At 311 Wood Street, the founder of Water Valley’s first hospital died in bed wearing his coat and tie. The town’s first stagecoach stop and livery was at 304 Railroad Street, where a local man was murdered in the front room by a disgruntled cotton mill worker. Ghosts are said to inhabit 118 Dupuy Street at midnight, when children playing marbles can be heard beneath the floors. At 305 Lincrest, Civil War-era owner Dr. John Young purportedly buried $50,000 in gold to protect it from Yankee invaders.
But perhaps the best way to end your day is with a chocolate malt or purple cow at Turnage Drugstore, more than a century-old and still going strong. Chat with local residents, who gather here each day for the latest news and gossip. Shop for fine china and crystal or old-fashioned candy, including an impressive array of flavored candy sticks and watermelon-themed suckers. Then wander back to the pharmacy, where Binnie Turnage and his son fill nearly 200 prescriptions each day.
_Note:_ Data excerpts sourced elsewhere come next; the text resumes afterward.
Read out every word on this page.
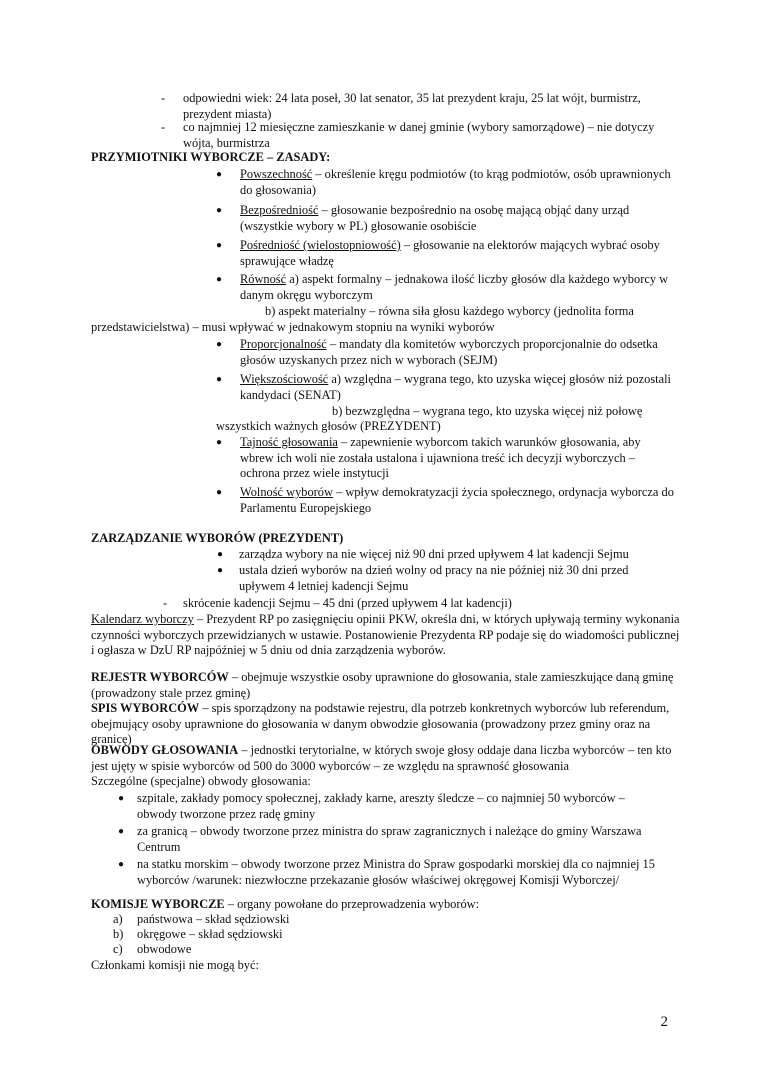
-	odpowiedni wiek: 24 lata poseł, 30 lat senator, 35 lat prezydent kraju, 25 lat wójt, burmistrz, prezydent miasta)
-	co najmniej 12 miesięczne zamieszkanie w danej gminie (wybory samorządowe) – nie dotyczy wójta, burmistrza
PRZYMIOTNIKI WYBORCZE – ZASADY:
●	Powszechność – określenie kręgu podmiotów (to krąg podmiotów, osób uprawnionych do głosowania)
●	Bezpośredniość – głosowanie bezpośrednio na osobę mającą objąć dany urząd (wszystkie wybory w PL) głosowanie osobiście
●	Pośredniość (wielostopniowość) – głosowanie na elektorów mających wybrać osoby sprawujące władzę
●	Równość a) aspekt formalny – jednakowa ilość liczby głosów dla każdego wyborcy w danym okręgu wyborczym
b) aspekt materialny – równa siła głosu każdego wyborcy (jednolita forma
przedstawicielstwa) – musi wpływać w jednakowym stopniu na wyniki wyborów
●	Proporcjonalność – mandaty dla komitetów wyborczych proporcjonalnie do odsetka głosów uzyskanych przez nich w wyborach (SEJM)
●	Większościowość a) względna – wygrana tego, kto uzyska więcej głosów niż pozostali kandydaci (SENAT)
b) bezwzględna – wygrana tego, kto uzyska więcej niż połowę
wszystkich ważnych głosów (PREZYDENT)
●	Tajność głosowania – zapewnienie wyborcom takich warunków głosowania, aby wbrew ich woli nie została ustalona i ujawniona treść ich decyzji wyborczych – ochrona przez wiele instytucji
●	Wolność wyborów – wpływ demokratyzacji życia społecznego, ordynacja wyborcza do Parlamentu Europejskiego
ZARZĄDZANIE WYBORÓW (PREZYDENT)
●	zarządza wybory na nie więcej niż 90 dni przed upływem 4 lat kadencji Sejmu
●	ustala dzień wyborów na dzień wolny od pracy na nie później niż 30 dni przed upływem 4 letniej kadencji Sejmu
-	skrócenie kadencji Sejmu – 45 dni (przed upływem 4 lat kadencji)
Kalendarz wyborczy – Prezydent RP po zasięgnięciu opinii PKW, określa dni, w których upływają terminy wykonania czynności wyborczych przewidzianych w ustawie. Postanowienie Prezydenta RP podaje się do wiadomości publicznej i ogłasza w DzU RP najpóźniej w 5 dniu od dnia zarządzenia wyborów.
REJESTR WYBORCÓW – obejmuje wszystkie osoby uprawnione do głosowania, stale zamieszkujące daną gminę (prowadzony stale przez gminę)
SPIS WYBORCÓW – spis sporządzony na podstawie rejestru, dla potrzeb konkretnych wyborców lub referendum, obejmujący osoby uprawnione do głosowania w danym obwodzie głosowania (prowadzony przez gminy oraz na granicę)
OBWODY GŁOSOWANIA – jednostki terytorialne, w których swoje głosy oddaje dana liczba wyborców – ten kto jest ujęty w spisie wyborców od 500 do 3000 wyborców – ze względu na sprawność głosowania
Szczególne (specjalne) obwody głosowania:
●	szpitale, zakłady pomocy społecznej, zakłady karne, areszty śledcze – co najmniej 50 wyborców – obwody tworzone przez radę gminy
●	za granicą – obwody tworzone przez ministra do spraw zagranicznych i należące do gminy Warszawa Centrum
●	na statku morskim – obwody tworzone przez Ministra do Spraw gospodarki morskiej dla co najmniej 15 wyborców /warunek: niezwłoczne przekazanie głosów właściwej okręgowej Komisji Wyborczej/
KOMISJE WYBORCZE – organy powołane do przeprowadzenia wyborów:
a)	państwowa – skład sędziowski
b)	okręgowe – skład sędziowski
c)	obwodowe
Członkami komisji nie mogą być:
2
Turnage will tell you about growing up in Water Valley, where he would light out on his bike and spend all day exploring. He’ll tell you how he started washing dishes and sweeping floors when he was 10 and the shop is still where he wants to be. He’ll tell you about the nights he is awakened by worried parents asking him to home-deliver medicine for sick children. He’ll tell you of a quiet, peaceful, simple life — one the newcomers appreciate just as much as the founding families.
“There are lots of great little things about this town,” Fussell says. “People don’t live here just because it’s cheap.”
It’s the little things, like Turnage’s midnight house calls and the way Fussell can sit in her gallery doorway and chat with van Beuren at B.T.C.
It’s the way there were 18 empty storefronts five years ago and now there are four.
It’s the way old and new blend into a cultural gumbo completely unexpected in this Yalobusha County town of just over 3,000 people.
It’s the World’s Largest Crappie Festival in May, the Watermelon Carnival in August, the Arts Crawl in October and a dozen other small events.
It’s the freedom.
“I feel like we can do whatever we want here,” Fussell says.
And the passing visitor just might feel the same after an afternoon in this little city of big ideas. In a world of naysayers and nattering nabobs, Water Valley is a refreshing change of pace.